[I cross-posted this question as https://mathoverflow.net/questions/431454. (That version is also slightly updated.)]
Let $f = \sum_{i=m}^n f_iy^i \in \mathbb{C}[x,y]$ be a polynomial (where $f_i \in \mathbb{C}[x]$ with $f_m,f_n \ne 0$ and $n > m$), and let $\operatorname{Disc}_y(x) \in \mathbb{C}[x]$ be the discriminant of $f$ with respect to $y$ (i.e., for every $a \in \mathbb{C}$, $\operatorname{Disc}_y(a)$ is the discriminant of $f(a,y)$). I got the impression that $f$ is weighted homogeneous (with possibly negative weights) if and only if the following three conditions hold:
- $f_m$ is a (non-zero) monomial in $x$
- $f_n$ is a (non-zero) monomial in $x$
- $\operatorname{Disc}_y$ is a non-zero monomial in $x$
The direction "$\Rightarrow$" should not be too hard to prove: 1 and 2 are clear, and I think that 3 follows from the formula expressing the discriminant in terms of the coefficients of a polynomial. My question is: Is "$\Leftarrow$" also true? This seems more surprising, given that it yields strong conditions on $f$; since the question seems rather elementary, I am hoping that this might be known.

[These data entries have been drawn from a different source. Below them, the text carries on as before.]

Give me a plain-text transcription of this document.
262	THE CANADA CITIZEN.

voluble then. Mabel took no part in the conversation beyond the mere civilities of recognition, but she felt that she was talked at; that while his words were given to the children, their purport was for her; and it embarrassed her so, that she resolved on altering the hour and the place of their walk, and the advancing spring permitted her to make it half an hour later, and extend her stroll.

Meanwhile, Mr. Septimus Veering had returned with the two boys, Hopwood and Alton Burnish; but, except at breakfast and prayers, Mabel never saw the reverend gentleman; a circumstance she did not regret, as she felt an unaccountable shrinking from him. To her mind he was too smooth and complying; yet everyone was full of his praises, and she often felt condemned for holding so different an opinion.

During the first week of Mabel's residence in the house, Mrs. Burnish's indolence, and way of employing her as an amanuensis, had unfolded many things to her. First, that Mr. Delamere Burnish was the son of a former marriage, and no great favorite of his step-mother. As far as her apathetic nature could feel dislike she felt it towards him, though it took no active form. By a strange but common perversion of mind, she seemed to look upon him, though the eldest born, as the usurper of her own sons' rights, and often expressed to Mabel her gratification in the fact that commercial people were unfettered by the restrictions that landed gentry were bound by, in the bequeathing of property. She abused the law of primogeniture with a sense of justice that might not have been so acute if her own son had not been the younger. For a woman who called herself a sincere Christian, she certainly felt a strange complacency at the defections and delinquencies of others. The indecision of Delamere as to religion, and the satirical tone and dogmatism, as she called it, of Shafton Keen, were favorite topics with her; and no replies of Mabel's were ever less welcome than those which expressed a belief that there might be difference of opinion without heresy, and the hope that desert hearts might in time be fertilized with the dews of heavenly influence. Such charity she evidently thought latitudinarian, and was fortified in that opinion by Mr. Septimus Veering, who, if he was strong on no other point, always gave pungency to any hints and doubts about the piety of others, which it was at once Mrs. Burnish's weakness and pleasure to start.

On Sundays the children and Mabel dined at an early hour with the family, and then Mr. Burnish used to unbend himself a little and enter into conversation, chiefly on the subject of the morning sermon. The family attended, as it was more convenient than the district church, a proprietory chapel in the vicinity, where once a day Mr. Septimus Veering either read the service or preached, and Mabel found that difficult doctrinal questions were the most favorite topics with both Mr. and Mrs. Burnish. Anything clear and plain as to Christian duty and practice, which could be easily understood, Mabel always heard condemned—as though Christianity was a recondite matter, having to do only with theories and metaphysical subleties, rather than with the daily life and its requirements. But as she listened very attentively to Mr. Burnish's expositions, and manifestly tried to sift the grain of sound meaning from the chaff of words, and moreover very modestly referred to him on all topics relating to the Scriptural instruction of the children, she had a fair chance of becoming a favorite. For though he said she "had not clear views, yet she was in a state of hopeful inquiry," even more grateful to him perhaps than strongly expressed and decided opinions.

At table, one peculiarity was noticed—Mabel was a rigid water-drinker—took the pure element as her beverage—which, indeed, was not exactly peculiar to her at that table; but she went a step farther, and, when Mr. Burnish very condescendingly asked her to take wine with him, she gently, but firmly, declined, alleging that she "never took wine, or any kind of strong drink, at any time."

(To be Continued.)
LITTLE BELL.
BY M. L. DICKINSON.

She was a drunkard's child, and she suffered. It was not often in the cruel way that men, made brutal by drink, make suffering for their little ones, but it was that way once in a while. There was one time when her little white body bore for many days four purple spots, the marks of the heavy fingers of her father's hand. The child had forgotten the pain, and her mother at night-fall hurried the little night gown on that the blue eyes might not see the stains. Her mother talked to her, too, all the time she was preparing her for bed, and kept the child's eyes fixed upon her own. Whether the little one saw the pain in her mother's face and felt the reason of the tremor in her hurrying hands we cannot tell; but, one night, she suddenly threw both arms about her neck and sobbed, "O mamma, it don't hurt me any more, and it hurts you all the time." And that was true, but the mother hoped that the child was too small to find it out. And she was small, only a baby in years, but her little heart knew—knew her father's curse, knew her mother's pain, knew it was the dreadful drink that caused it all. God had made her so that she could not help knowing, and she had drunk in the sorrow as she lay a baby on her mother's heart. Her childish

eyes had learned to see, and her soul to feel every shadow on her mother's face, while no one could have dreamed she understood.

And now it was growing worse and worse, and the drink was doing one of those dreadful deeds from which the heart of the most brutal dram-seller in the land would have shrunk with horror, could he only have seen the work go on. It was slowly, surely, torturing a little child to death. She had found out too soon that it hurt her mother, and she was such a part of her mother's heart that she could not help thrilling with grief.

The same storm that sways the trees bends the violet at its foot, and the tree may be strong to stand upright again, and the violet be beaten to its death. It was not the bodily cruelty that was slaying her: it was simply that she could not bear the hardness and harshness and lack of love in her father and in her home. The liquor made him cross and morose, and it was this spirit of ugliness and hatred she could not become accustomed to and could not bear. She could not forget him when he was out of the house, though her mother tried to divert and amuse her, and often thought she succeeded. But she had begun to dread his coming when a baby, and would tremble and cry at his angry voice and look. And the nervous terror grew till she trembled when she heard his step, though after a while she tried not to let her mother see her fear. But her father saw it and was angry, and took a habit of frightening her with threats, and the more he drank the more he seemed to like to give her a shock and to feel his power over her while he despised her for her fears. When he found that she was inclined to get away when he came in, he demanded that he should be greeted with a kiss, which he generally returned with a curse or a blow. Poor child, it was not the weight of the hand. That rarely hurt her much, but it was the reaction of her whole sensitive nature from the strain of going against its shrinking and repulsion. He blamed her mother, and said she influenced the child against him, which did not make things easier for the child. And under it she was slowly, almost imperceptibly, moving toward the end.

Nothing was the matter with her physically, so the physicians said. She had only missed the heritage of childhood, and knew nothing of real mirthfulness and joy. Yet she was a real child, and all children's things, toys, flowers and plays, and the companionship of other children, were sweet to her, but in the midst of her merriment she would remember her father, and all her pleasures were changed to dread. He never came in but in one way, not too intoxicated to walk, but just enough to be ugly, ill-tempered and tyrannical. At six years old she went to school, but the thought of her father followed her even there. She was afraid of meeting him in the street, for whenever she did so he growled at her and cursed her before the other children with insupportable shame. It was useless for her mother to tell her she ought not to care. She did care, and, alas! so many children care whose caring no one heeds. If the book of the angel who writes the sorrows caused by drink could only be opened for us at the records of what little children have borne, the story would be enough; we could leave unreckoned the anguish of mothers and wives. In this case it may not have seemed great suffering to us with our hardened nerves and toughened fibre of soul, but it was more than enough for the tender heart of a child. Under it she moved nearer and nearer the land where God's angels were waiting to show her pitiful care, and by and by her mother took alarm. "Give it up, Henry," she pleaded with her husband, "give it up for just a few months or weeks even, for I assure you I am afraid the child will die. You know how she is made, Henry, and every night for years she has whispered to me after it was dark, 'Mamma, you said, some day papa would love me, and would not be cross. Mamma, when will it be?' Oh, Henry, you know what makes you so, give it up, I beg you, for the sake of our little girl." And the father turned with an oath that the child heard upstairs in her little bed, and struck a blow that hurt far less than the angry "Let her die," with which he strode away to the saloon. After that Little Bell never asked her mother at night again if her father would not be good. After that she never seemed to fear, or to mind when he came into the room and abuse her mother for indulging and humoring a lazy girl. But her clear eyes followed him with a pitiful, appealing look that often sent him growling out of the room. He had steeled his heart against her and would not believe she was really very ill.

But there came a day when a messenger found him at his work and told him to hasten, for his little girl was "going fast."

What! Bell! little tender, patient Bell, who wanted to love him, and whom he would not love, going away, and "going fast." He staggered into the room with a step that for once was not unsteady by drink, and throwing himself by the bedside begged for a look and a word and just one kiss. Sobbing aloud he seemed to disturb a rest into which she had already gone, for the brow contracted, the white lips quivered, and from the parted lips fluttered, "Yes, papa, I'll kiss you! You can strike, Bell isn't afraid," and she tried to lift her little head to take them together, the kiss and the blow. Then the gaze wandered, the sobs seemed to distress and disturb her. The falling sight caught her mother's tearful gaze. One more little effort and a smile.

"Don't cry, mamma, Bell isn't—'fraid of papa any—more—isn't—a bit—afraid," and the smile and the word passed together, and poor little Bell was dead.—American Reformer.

Some thoughts/remarks (which didn't yield a solution yet):
- If one thinks of $f$ as defining a variety $V \subset \mathbb{C}^\times \times \mathbb{P}^1\mathbb{C}$, then 1 and 2 say that $V \subset \mathbb{C}^\times \times \mathbb{C}^\times$, and 3 says that the projection to the first coordinate is unramified.
- Consider $g := y \cdot \partial f/\partial y$. It is not hard to verify that 1, 2 and 3 together are equivalent to: the subvarieties of $\mathbb{C}^\times \times \mathbb{P}^1\mathbb{C}$ defined by $f$ and $g$ have empty intersection. Applying a version of Bezout's Theorem for subvarieties of $\mathbb{P}^1\mathbb{C} \times \mathbb{P}^1\mathbb{C}$ thus yields a lot of intersections above $0$ and $\infty$.
- If $n$ (the degree in $y$) is 2, then one can easily prove the claim using the formula for the discriminant. I was also able to prove the claim when $f$ consists of only three monomials.